Cinéma Fatih Akin retrace le parcours d’un tueur en série de Hambourg.

Dès la première scène, Fatih Akin donne le ton. De façon frontale, il filme Fritz Honka, jeune homme au visage déformé par un bec-de-lièvre, peinant à se débarrasser du corps de la dame âgée qu’il vient de massacrer chez lui. Pas facile quand on habite dans les combles sans ascenseur… Dépité, Honka décide de démembrer le corps. Pour se donner du courage, il vide une demi-bouteille de schnaps. Et pour étouffer les bruits de découpe peu ragoûtants, il passe sur son mange-disque Es geht eine Träne auf Reisen, un tube d’Adamo…

On retrouve Fritz quatre ans plus tard parmi les habitués du Golden Glove, l’un des bars du quartier rouge de Hambourg, son terrain de chasse. Où les prostituées sont plus proches de vieilles SDF alcooliques que de ses fantasmes de jeunes blondes généreuses qu’il placarde aux murs de sa mansarde. Mais bon, quand on a la gueule de Fritz, on ne peut pas faire la fine bouche…

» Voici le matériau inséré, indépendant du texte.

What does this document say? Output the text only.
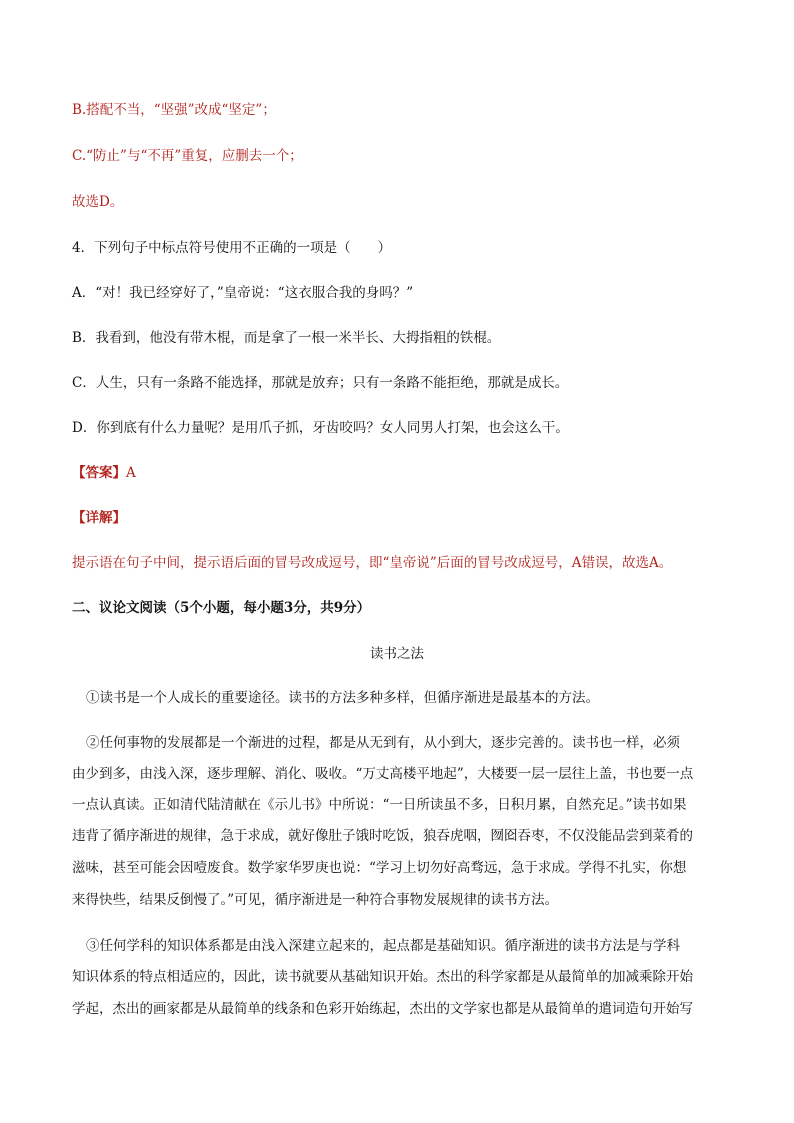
B.搭配不当，“坚强”改成“坚定”；
C.“防止”与“不再”重复，应删去一个；
故选D。
4．下列句子中标点符号使用不正确的一项是（　　）
A．“对！我已经穿好了，”皇帝说：“这衣服合我的身吗？”
B．我看到，他没有带木棍，而是拿了一根一米半长、大拇指粗的铁棍。
C．人生，只有一条路不能选择，那就是放弃；只有一条路不能拒绝，那就是成长。
D．你到底有什么力量呢？是用爪子抓，牙齿咬吗？女人同男人打架，也会这么干。
【答案】A
【详解】
提示语在句子中间，提示语后面的冒号改成逗号，即“皇帝说”后面的冒号改成逗号，A错误，故选A。
二、议论文阅读（5个小题，每小题3分，共9分）
读书之法
①读书是一个人成长的重要途径。读书的方法多种多样，但循序渐进是最基本的方法。
②任何事物的发展都是一个渐进的过程，都是从无到有，从小到大，逐步完善的。读书也一样，必须
由少到多，由浅入深，逐步理解、消化、吸收。“万丈高楼平地起”，大楼要一层一层往上盖，书也要一点
一点认真读。正如清代陆清献在《示儿书》中所说：“一日所读虽不多，日积月累，自然充足。”读书如果
违背了循序渐进的规律，急于求成，就好像肚子饿时吃饭，狼吞虎咽，囫囵吞枣，不仅没能品尝到菜肴的
滋味，甚至可能会因噎废食。数学家华罗庚也说：“学习上切勿好高骛远，急于求成。学得不扎实，你想
来得快些，结果反倒慢了。”可见，循序渐进是一种符合事物发展规律的读书方法。
③任何学科的知识体系都是由浅入深建立起来的，起点都是基础知识。循序渐进的读书方法是与学科
知识体系的特点相适应的，因此，读书就要从基础知识开始。杰出的科学家都是从最简单的加减乘除开始
学起，杰出的画家都是从最简单的线条和色彩开始练起，杰出的文学家也都是从最简单的遣词造句开始写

Farce grotesque et misanthrope

En 2004, Fatih Akin décrochait l’Ours d’or à la Berlinale avec Gegen Die Wand, un film dur, fort, décrivant la soif de liberté d’une jeune femme de la communauté turque. Trois ans plus tard, il émerveillait avec De l’autre côté, réfléchissant à la place de la Turquie en Europe. Qu’est-il donc arrivé à ce cinéaste subtil ? Film après film, Akin semble gâcher son talent de metteur en scène au profit d’un cinéma clinquant, tape-à-l’œil, faussement provocateur. Et, pour tout dire, indécent - on se souvient, par exemple, de son évocation déplacée du génocide arménien dans The Cut en 2014 ou de son film de vengeance limite, In the Fade en 2017. Le cinéaste allemand provoque à nouveau le malaise avec Golden Glove, film amoral et voyeuriste qui retrace le parcours meurtrier du tueur de femmes Fritz Honka dans le Hambourg des années 70.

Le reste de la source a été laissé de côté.